Entire Section

  • D.1 Financial reporting

    • Principle

      The board should present a balanced, clear and comprehensible assessment of the company’s performance, position and prospects.

    • Code Provisions

      • D.1.1

        Management should provide sufficient explanation and information to the board to enable it to make an informed assessment of financial and other information put before it for approval.

      • D.1.2

        Management should provide all members of the board with monthly updates giving a balanced and understandable assessment of the issuer’s performance, position and prospects in sufficient detail to enable the board as a whole and each director to discharge their duties under rule 5.01 and Chapter 17.

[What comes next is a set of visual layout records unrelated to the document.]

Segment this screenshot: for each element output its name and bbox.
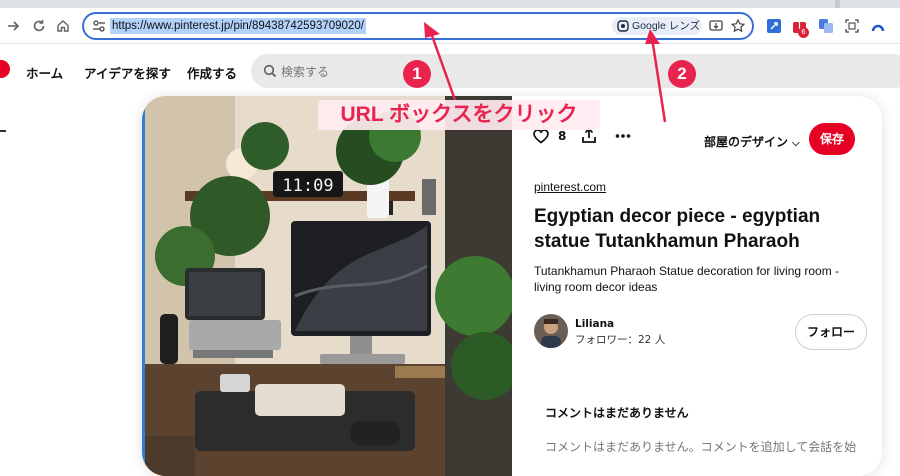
led-clock-text: 11:09 <box>282 176 333 196</box>
reload-icon[interactable] <box>30 17 48 35</box>
extension-badge: 6 <box>798 27 809 38</box>
annotation-label: URL ボックスをクリック <box>318 100 600 130</box>
home-icon[interactable] <box>54 17 72 35</box>
board-select[interactable]: 部屋のデザイン ⌵ <box>704 133 800 150</box>
more-options-icon[interactable] <box>614 127 632 145</box>
pin-image[interactable]: 11:09 <box>142 96 512 476</box>
tab-strip <box>0 0 900 8</box>
sidebar-dash <box>0 130 6 132</box>
screenshot-icon[interactable] <box>844 18 860 34</box>
board-name: 部屋のデザイン <box>704 135 789 149</box>
bookmark-star-icon[interactable] <box>730 18 746 34</box>
nav-explore[interactable]: アイデアを探す <box>84 63 171 82</box>
install-app-icon[interactable] <box>708 18 724 34</box>
pin-closeup-card: 11:09 8 部屋のデザイン ⌵ 保存 pinterest.com Egypt… <box>142 96 882 476</box>
pinterest-logo-icon[interactable] <box>0 60 10 78</box>
follow-button[interactable]: フォロー <box>795 314 867 350</box>
search-icon <box>263 64 277 78</box>
like-count: 8 <box>558 129 567 143</box>
extension-resize-icon[interactable] <box>766 18 782 34</box>
tune-icon[interactable] <box>92 19 106 33</box>
comments-heading: コメントはまだありません <box>545 406 689 420</box>
comments-empty-text: コメントはまだありません。コメントを追加して会話を始 <box>545 440 857 454</box>
translate-icon[interactable] <box>818 18 834 34</box>
google-lens-chip[interactable]: Google レンズ <box>612 17 702 35</box>
source-link[interactable]: pinterest.com <box>534 180 606 194</box>
nav-create[interactable]: 作成する <box>187 63 237 82</box>
lens-icon <box>617 20 629 32</box>
tab-strip-edge <box>835 0 840 8</box>
creator-name[interactable]: Liliana <box>575 318 614 330</box>
search-input[interactable]: 検索する <box>251 54 900 88</box>
arc-extension-icon[interactable] <box>870 18 886 34</box>
follower-count: フォロワー：22 人 <box>575 334 666 346</box>
url-text[interactable]: https://www.pinterest.jp/pin/89438742593… <box>110 18 366 34</box>
nav-home[interactable]: ホーム <box>26 63 63 82</box>
pin-title: Egyptian decor piece - egyptian statue T… <box>534 206 821 252</box>
chevron-down-icon: ⌵ <box>792 138 800 149</box>
pin-description: Tutankhamun Pharaoh Statue decoration fo… <box>534 264 840 294</box>
site-header: ホーム アイデアを探す 作成する 検索する <box>0 52 900 92</box>
forward-icon[interactable] <box>4 17 22 35</box>
save-button[interactable]: 保存 <box>809 123 855 155</box>
browser-toolbar: https://www.pinterest.jp/pin/89438742593… <box>0 8 900 44</box>
search-placeholder: 検索する <box>281 65 330 79</box>
avatar[interactable] <box>534 314 568 348</box>
lens-chip-label: Google レンズ <box>632 20 701 32</box>
step-badge-2: 2 <box>668 60 696 88</box>
step-badge-1: 1 <box>403 60 431 88</box>
url-omnibox[interactable]: https://www.pinterest.jp/pin/89438742593… <box>82 12 754 40</box>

        Note:  The information provided may include background or explanatory information relating to matters to be brought before the board, copies of disclosure documents, budgets, forecasts and monthly and other relevant internal financial statements such as monthly management accounts and management updates. For budgets, any material variance between the projections and actual results should also be disclosed and explained.


      • D.1.3

        The directors should acknowledge in the Corporate Governance Report their responsibility for preparing the accounts. There should be a statement by the auditors about their reporting responsibilities in the auditors’ report on the financial statements. Unless it is inappropriate to assume that the company will continue in business, the directors should prepare the accounts on a going concern basis, with supporting assumptions or qualifications as necessary. Where the directors are aware of material uncertainties relating to events or conditions that may cast significant doubt on the issuer’s ability to continue as a going concern, they should be clearly and prominently disclosed and discussed at length in the Corporate Governance Report. The Corporate Governance Report should contain sufficient information for investors to understand the severity and significance of matters. To a reasonable and appropriate extent, the issuer may refer to other parts of the annual report. These references should be clear and unambiguous, and the Corporate Governance Report should not contain only a cross-reference without any discussion of the matter.

      • D.1.4

        The board should present a balanced, clear and understandable assessment in annual and interim reports and other financial disclosures required by the GEM Listing Rules. It should also do so for reports to regulators and information disclosed under statutory requirements.